Saturday, April 24, 2010

I'm not falling.

A quote I found recently has really stuck out to me and been on my mind lately.
"Stumbling is not falling"
It's four simple words but it got me thinking.
It
may seem like we are falling but take a step back and we are just stumbling, hitting a roadblock that we will definitely learn something from.
I've been trying to keep that in mind lately as little things come up. It's seriously not the end of the world and looking back later in life the little things I think are so big, probably won't even be remembered.
It’s seriously not worth stressing over all this small stuff. So I’m working on it!
Still, it’s easier said then done.




Thursday, April 22, 2010

Est. 1994.


15 years ago today our family became official. Mom and Dad had a "real" wedding and us three started our journey together. 15 years later we're still going strong, stronger then ever actually.We've added 3 more people which totally completes us and we all know what family is and what it means to us.
For me they're the biggest blessing I have. I'm soo grateful for all of them. I have an amazing life and I'm glad they make it possible and we all get to share it.
They're my best friends.
Happy Anniversary!

143.


Wednesday, April 21, 2010

MY life.

I can be who ever I want and those around me will respect it. With openness, love and encouragement. I am the one who chooses how I live, how I progress and what my standards are. I choose to "never let my circumstances dictate my future" and to live as I want to. Taking advice from only those I admire, and doing what's best for me at that particular time. Living with no regrets, loving with no boundaries and dreaming as if I can achieve anything.
Because I can.
This is my world and I have to shape it before someone else does, going confidently in the direction of my dreams.
I choose.
It's my life.

Tuesday, April 20, 2010

Who am I?

I've been thinking a lot lately about myself, and I've come to the conclusion that I don't really know who I am. Not in a bad way, I just don't really get myself yet. Why do I do the things I do? Who do I want to be? What makes me, me? It’s a lot to think about.
I guess no one has them self 100% f
igured out though, right?



Monday, April 19, 2010

Being social.

The truth is... Being in one place scares me. The whole not moving around, seeing the same thing everyday and seeing the same people frequently has been alot to handle for me and my whole family lately. Sounds terrible right, like I can't handle living "normal" like everyone else. It's not that I dislike where we are, I keep hearing "It's Florida you should be happy, people go there for vacation" yeah, that's true. The place isn't bad, it's actually quiet nice. It's not that I dislike the people, cause I have actually met some really great ones who I enjoy. It's just a change.
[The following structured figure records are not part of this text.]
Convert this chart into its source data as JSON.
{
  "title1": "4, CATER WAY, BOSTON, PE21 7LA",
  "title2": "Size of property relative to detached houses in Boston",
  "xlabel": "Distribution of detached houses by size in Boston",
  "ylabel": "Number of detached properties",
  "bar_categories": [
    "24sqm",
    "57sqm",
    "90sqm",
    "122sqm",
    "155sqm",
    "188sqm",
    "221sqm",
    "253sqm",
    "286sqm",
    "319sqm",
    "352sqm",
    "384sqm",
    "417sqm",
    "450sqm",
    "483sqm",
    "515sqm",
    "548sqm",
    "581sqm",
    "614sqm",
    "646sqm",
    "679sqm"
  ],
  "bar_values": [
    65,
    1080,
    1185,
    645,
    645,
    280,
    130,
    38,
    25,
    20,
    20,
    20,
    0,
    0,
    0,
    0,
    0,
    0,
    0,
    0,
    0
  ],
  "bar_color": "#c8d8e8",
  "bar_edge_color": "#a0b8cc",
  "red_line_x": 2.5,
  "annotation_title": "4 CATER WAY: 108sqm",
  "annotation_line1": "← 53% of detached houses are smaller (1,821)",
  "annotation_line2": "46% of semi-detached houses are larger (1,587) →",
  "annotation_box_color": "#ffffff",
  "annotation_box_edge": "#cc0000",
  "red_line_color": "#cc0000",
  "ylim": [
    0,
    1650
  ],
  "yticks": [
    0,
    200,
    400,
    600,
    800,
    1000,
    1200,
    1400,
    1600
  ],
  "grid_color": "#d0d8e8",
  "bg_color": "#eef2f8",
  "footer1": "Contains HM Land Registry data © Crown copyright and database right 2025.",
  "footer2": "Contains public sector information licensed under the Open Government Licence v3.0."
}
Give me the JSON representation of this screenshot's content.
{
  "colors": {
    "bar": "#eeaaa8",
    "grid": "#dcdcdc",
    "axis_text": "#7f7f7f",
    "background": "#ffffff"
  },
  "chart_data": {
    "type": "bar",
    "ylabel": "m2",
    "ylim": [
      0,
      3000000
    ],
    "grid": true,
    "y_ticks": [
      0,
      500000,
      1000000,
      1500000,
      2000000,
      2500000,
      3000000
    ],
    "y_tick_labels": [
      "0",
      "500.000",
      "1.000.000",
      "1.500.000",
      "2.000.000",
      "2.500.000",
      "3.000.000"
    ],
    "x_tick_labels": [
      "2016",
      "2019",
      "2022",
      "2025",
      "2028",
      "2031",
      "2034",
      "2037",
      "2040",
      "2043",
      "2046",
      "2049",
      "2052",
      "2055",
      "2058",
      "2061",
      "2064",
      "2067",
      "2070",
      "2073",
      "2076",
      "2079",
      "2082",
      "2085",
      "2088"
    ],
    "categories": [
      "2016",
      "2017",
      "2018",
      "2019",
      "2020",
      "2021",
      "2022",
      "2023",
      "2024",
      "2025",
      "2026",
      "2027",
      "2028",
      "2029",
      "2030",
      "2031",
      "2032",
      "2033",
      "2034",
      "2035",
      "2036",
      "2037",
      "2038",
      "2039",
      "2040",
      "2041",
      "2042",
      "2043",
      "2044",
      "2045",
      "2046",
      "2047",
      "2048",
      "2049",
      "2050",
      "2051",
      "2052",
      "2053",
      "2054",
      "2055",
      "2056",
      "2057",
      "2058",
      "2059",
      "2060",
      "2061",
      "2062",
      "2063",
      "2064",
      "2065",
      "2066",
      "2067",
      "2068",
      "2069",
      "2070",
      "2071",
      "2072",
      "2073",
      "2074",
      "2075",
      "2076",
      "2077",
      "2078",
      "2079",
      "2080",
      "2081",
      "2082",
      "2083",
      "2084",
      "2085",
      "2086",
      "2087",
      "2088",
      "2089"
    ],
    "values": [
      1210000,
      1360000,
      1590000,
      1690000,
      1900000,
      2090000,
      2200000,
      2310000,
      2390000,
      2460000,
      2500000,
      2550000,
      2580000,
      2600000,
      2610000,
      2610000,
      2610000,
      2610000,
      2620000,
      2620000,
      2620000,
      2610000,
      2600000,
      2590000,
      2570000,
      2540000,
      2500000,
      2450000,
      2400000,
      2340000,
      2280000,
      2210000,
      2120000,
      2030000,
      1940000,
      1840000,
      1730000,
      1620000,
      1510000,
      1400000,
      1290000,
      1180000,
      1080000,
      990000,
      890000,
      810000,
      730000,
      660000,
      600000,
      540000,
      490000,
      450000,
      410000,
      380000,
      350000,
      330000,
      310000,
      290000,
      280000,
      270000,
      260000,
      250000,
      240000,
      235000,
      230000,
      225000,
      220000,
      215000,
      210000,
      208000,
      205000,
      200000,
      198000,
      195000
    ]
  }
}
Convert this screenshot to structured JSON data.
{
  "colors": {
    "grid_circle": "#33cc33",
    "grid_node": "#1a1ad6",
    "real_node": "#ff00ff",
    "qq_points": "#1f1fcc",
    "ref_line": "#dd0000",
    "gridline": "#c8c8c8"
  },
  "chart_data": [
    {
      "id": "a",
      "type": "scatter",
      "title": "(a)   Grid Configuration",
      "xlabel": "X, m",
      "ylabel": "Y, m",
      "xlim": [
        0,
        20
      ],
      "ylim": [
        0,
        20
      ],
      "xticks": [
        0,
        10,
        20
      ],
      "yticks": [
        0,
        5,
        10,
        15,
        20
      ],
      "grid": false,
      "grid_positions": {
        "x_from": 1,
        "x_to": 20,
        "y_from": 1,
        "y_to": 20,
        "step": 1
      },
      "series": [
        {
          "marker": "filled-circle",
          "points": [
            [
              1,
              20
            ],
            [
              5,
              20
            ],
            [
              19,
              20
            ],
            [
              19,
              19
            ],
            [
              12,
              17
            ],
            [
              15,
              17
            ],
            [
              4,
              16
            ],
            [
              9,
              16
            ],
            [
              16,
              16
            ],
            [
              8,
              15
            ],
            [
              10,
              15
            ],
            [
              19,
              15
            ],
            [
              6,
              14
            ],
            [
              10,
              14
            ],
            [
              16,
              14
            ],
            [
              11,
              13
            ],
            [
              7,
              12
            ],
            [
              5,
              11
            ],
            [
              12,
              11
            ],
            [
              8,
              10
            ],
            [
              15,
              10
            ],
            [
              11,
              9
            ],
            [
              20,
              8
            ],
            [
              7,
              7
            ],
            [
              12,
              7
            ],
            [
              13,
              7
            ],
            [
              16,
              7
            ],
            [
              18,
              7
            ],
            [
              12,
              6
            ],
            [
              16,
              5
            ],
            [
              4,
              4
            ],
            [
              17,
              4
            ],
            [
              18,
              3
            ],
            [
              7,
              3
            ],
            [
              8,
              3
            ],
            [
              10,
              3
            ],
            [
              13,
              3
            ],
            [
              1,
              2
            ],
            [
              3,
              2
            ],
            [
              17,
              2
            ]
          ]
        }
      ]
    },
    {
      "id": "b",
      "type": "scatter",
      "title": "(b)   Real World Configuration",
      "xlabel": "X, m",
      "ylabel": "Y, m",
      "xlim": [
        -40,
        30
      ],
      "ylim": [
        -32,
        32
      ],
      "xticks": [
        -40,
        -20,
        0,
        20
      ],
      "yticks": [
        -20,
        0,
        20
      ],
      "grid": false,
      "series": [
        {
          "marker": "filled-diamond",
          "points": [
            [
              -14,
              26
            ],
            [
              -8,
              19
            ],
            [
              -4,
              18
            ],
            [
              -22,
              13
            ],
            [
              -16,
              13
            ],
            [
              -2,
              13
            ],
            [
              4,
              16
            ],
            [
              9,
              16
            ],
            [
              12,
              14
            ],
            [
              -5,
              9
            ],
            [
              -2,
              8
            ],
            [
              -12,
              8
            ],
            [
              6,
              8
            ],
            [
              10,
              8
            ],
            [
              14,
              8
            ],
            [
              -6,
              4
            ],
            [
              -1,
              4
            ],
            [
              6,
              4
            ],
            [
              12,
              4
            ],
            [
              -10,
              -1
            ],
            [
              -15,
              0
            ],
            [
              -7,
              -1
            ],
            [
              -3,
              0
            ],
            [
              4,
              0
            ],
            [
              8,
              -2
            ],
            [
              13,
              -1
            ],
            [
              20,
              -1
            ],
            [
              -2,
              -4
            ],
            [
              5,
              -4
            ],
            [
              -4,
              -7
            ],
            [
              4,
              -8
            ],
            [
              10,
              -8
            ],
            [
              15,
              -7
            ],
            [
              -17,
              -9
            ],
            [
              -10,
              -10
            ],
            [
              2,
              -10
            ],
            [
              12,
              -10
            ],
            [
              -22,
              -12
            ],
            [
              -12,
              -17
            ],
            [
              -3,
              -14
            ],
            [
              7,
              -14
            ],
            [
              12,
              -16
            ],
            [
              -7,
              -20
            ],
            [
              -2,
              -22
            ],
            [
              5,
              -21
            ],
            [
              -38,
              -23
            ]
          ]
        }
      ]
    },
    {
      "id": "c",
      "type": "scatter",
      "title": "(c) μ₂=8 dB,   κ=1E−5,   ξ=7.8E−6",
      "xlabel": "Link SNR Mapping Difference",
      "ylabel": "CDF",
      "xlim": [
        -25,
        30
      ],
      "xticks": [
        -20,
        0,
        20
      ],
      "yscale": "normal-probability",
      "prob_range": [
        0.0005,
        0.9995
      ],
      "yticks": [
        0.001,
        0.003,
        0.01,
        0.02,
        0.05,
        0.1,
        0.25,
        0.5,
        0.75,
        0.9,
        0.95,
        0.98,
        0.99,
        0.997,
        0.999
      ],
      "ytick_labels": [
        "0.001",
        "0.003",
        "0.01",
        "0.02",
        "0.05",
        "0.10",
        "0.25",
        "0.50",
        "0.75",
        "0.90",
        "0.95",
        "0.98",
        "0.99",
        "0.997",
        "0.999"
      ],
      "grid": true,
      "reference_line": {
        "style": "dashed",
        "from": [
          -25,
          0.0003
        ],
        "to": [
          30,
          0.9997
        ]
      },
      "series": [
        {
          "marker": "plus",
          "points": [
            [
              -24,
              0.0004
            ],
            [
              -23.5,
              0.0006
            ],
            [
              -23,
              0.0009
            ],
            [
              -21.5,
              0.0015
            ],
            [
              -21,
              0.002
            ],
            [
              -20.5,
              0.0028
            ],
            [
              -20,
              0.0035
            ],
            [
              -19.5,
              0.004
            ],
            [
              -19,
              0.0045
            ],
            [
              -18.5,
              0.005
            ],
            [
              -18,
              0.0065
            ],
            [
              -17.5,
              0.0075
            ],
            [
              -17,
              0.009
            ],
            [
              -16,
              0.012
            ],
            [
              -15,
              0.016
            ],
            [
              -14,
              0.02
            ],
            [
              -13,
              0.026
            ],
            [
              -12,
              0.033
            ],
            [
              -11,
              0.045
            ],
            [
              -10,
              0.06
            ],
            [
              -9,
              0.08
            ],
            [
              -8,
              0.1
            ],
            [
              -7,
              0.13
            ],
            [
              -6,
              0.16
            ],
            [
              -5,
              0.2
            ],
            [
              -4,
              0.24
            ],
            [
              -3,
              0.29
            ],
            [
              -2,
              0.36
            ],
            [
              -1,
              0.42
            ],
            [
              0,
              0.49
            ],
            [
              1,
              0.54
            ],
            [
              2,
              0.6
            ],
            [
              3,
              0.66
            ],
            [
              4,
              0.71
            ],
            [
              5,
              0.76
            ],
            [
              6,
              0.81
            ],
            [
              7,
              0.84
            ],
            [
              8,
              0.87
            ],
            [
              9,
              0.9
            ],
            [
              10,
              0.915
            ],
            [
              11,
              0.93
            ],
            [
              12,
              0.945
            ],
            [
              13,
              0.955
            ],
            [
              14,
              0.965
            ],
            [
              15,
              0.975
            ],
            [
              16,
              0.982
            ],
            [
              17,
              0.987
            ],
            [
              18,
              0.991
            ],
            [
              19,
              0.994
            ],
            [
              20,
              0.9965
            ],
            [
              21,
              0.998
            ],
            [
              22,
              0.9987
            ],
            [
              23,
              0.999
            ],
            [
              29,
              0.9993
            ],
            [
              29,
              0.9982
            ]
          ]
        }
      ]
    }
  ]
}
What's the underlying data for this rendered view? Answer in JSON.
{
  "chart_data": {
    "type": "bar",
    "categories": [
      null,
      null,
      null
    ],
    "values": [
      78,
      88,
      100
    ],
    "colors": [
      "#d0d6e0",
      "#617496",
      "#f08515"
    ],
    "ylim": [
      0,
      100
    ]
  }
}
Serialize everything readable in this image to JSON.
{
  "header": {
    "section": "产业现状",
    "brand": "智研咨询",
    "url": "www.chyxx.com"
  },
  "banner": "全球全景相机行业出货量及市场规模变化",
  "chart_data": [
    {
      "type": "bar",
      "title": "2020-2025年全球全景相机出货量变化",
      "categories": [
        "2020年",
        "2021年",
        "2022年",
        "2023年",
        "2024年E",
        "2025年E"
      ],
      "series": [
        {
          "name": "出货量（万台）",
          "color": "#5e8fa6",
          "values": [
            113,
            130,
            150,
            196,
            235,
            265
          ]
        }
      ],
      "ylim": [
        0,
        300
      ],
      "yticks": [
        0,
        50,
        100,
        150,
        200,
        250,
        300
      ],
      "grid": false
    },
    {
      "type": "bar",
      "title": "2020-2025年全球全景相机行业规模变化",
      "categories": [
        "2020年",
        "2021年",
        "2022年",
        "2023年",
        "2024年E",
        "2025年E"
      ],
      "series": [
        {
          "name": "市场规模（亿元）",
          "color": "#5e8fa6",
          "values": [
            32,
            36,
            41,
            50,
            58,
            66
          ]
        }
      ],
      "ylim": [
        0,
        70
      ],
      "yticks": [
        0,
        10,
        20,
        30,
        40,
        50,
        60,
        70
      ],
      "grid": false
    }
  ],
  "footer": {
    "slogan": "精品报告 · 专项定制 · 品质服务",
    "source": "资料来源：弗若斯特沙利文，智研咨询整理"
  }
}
But my biggest thing is being around people... sounds like a hermit, right? I like the feeling of meeting someone hanging out and moving on, does that mean I'm un-social? I have good relationships with friends who I don't see on a weekly basis, they're still my "best friends", but lately I've been feeling the distance. With distance in miles sometimes becomes distance in friendships, and that sucks. So maybe being in one place will be good for me in that sense. Meeting new people and having relationships where we actually get to see each other frequently. I feel so different from everyone around me though which makes me not even want to try. That's my problem, only I can choose to not be so closed off to those around me.

But now I'm going to put my self out there, be open to new people, new friendships and new experiences. Hello, positivity.